Slow Cooked Kangaroo with Fig & Rosemary
Kangaroo is an under utilised Australian meat. For years this Australian emblem has been etched into our minds as a cute and cuddly cultural symbol. Because of this, kangaroo has remained for the most part far from our dinner plates. Meat culture in Australia follows a westernised diet of beef, lamb, pork, poultry and fish. We think nothing of consuming these animals giving little thought or consideration to the environmental impact our diets leave in their wake.
The beef industry is a major contributor to the production of methane gas, however new modelling shows that when including the carbon sequestration and storage of grassland pastures, the methane production is reduced compared to grainfed beef. Regardless of the difficulty in estimating the negative impacts of agricultural practices on the environment, we can all agree that using wild caught, sustainable produce is best. Kangaroo, an alternative source of red meat, has an array of benefits on both our health and the environment. Depending on the cut of meat chosen, Kangaroo lends itself well to BBQ, stirfries, mince based dishes such as Bolognese and slow cooking such as the recipe featured below.
Features of Kangaroo Meat:
- Highest meat source of the essential fatty acid, alpha-linoleic acid (five times higher than lamb) the beneficial conjugated linoleic acid (CLA) and also contains omega 3 fats EPA/DHA
- High in minerals iron and zinc and B vitamins
- All kangaroo meat harvested is wild, with the Kangaroo Industry Association of Australia implementing tough guidelines around harvesting.
- Being a wild caught animal, it is free of antibiotics, growth hormones and other chemicals used in modern farming.
- Kangaroo over-population (now considered to be at pest levels) caused by European settlement causes land degradation.
What You Need
- 2 medium onions, chopped
- 100g chopped celery (about 2 stalks)
- 6 tablespoons extra virgin olive oil
- 8 cloves garlic, crushed & chopped
- 2 anchovies
- 1 sprig of rosemary
- 2 bay leaves
- 1kg diced kangaroo meat
- 2 tablespoons of besan (chickpea) flour
- 375mL red wine
- 500mL beef stock
- 8-10 dried figs (stalks removed)
- 2 tablespoons good quality balsamic vinegar
What To Do
Preheat oven to 150°C or switch on slow cooker is using
Pour 4 tablespoons of oil into large frying pan.
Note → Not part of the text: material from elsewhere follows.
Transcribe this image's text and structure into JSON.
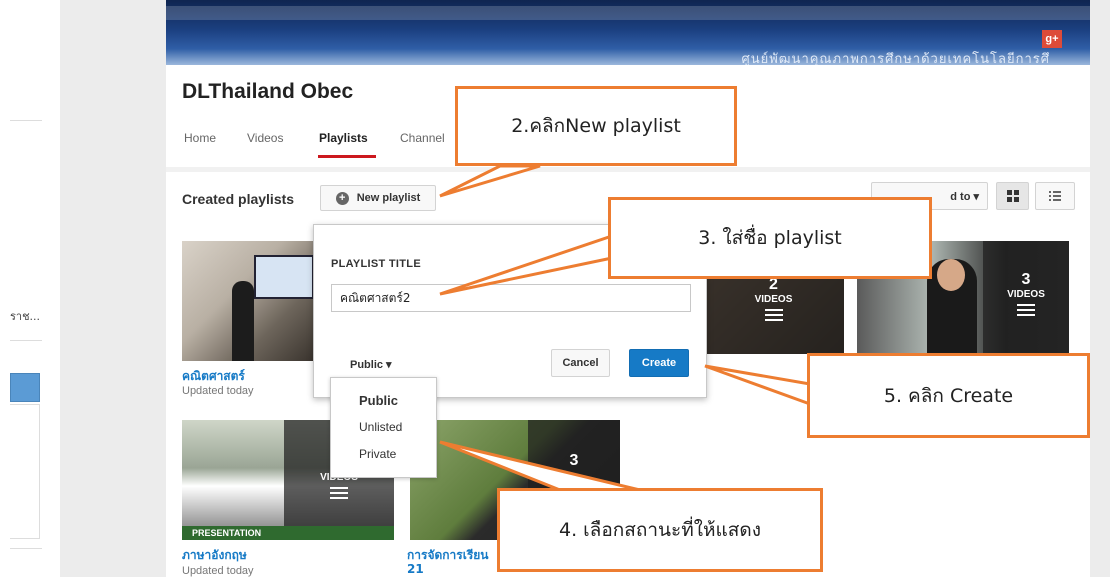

Fry the onions, celery, rosemary and anchovies.
Once the onions are browned and beginning to caramelize, add the garlic and figs cooking for 2-3 minutes.
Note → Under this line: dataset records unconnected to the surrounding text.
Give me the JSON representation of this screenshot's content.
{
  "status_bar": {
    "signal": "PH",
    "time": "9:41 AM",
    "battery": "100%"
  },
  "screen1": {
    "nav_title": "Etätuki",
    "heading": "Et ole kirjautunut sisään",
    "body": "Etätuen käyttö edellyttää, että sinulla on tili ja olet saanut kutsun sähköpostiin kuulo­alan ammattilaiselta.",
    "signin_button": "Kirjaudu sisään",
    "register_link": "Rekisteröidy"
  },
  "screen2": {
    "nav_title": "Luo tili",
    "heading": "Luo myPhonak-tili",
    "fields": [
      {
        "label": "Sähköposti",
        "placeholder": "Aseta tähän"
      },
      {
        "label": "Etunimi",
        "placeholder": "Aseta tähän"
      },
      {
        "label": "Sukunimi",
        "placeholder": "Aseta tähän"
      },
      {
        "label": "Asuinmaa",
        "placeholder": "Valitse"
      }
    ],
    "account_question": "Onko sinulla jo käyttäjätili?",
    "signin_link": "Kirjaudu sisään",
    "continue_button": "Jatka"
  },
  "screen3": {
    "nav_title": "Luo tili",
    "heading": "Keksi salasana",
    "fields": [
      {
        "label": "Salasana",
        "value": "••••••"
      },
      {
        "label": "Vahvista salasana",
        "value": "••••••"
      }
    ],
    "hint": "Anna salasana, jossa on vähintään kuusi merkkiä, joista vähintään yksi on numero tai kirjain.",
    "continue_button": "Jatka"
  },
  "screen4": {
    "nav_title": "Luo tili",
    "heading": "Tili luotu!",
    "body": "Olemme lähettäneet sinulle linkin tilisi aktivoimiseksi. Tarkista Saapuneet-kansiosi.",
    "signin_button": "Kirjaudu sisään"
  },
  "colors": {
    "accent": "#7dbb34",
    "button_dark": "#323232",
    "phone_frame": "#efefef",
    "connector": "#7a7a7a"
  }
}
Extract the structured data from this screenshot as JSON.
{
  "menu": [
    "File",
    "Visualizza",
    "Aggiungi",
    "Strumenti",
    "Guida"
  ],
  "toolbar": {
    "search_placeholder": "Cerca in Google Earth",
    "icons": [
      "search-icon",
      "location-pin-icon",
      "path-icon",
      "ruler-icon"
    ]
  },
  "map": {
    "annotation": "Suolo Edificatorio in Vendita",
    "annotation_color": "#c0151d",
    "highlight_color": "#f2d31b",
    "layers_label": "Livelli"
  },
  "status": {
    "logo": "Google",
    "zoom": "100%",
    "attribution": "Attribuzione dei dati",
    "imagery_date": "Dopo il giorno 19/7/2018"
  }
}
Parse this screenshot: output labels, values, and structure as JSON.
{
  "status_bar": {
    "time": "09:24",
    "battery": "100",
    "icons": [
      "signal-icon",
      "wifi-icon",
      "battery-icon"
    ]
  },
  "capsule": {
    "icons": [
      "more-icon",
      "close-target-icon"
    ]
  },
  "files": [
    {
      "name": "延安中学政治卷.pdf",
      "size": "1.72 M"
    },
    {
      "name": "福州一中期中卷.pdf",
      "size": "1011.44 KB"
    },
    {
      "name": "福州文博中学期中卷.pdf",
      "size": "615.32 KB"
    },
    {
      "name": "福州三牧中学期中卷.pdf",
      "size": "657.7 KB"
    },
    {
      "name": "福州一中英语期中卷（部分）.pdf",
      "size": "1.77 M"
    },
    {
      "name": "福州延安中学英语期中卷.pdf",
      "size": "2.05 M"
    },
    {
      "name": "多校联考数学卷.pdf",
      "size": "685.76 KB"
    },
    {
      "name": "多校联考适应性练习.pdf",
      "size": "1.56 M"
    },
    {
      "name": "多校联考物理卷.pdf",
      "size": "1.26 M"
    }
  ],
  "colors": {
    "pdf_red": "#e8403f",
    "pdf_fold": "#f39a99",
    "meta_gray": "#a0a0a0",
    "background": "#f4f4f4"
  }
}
Add the wine and transfer mix to a large ovenproof baking dish or slow cooker pot.
Heat remaining 2 tablespoons of oil in frying pan.
Lightly dust the kangaroo with besan flour and brown in the hot oil for 2-3 minutes
Transfer the kangaroo to the baking dish/slow cooker pot.
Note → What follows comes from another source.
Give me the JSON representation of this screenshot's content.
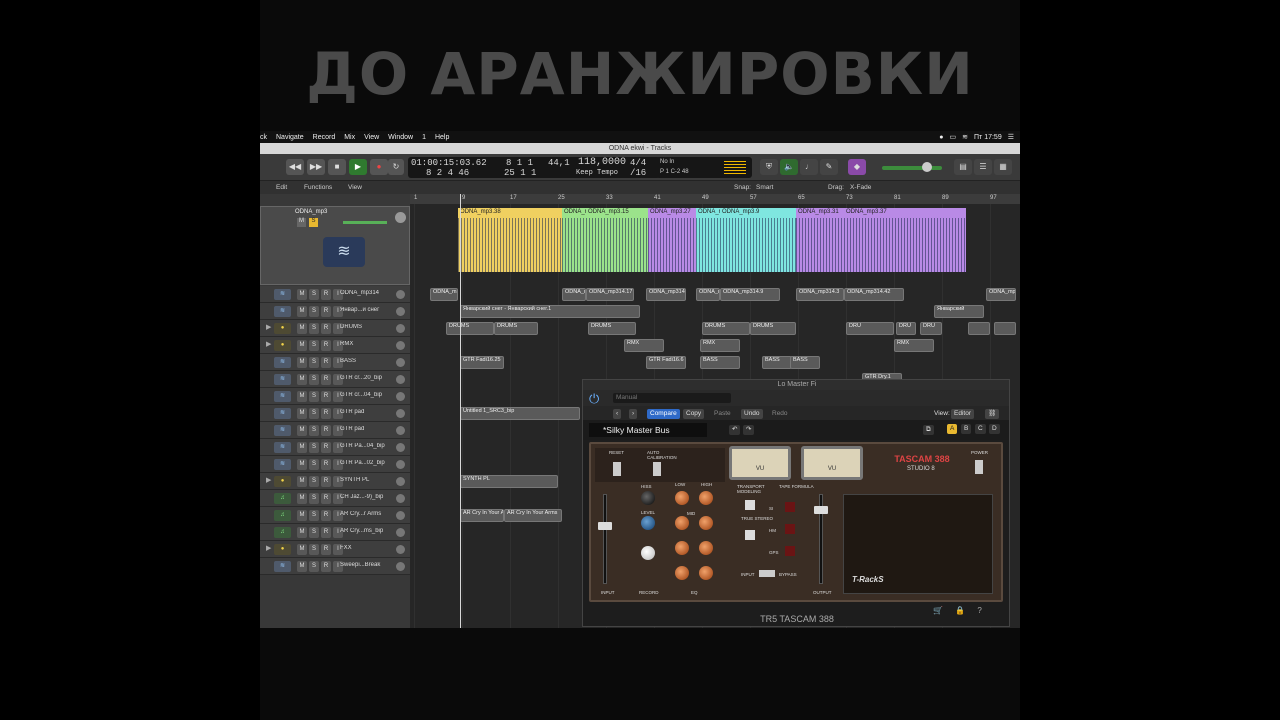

Heat the beef stock in the frying pan and once the stock is brought to the boil, pour over meat in the baking dish/slow cooker pot.
Cover tightly with foil and bake for 3-4 hours or in slow cooker on low for 6-7 hours.
Transfer kangaroo to plate and allow to rest.
While the meat is resting, pour the cooking liquid into a frying pan.
Add the balsamic vinegar and reduce until liquid becomes a thick sauce – add salt and pepper to taste.
Drizzle the sauce over the meat and serve with steamed or wok tossed vegetables on the side and your choice of cauliflower mash or rice/quinoa/polenta.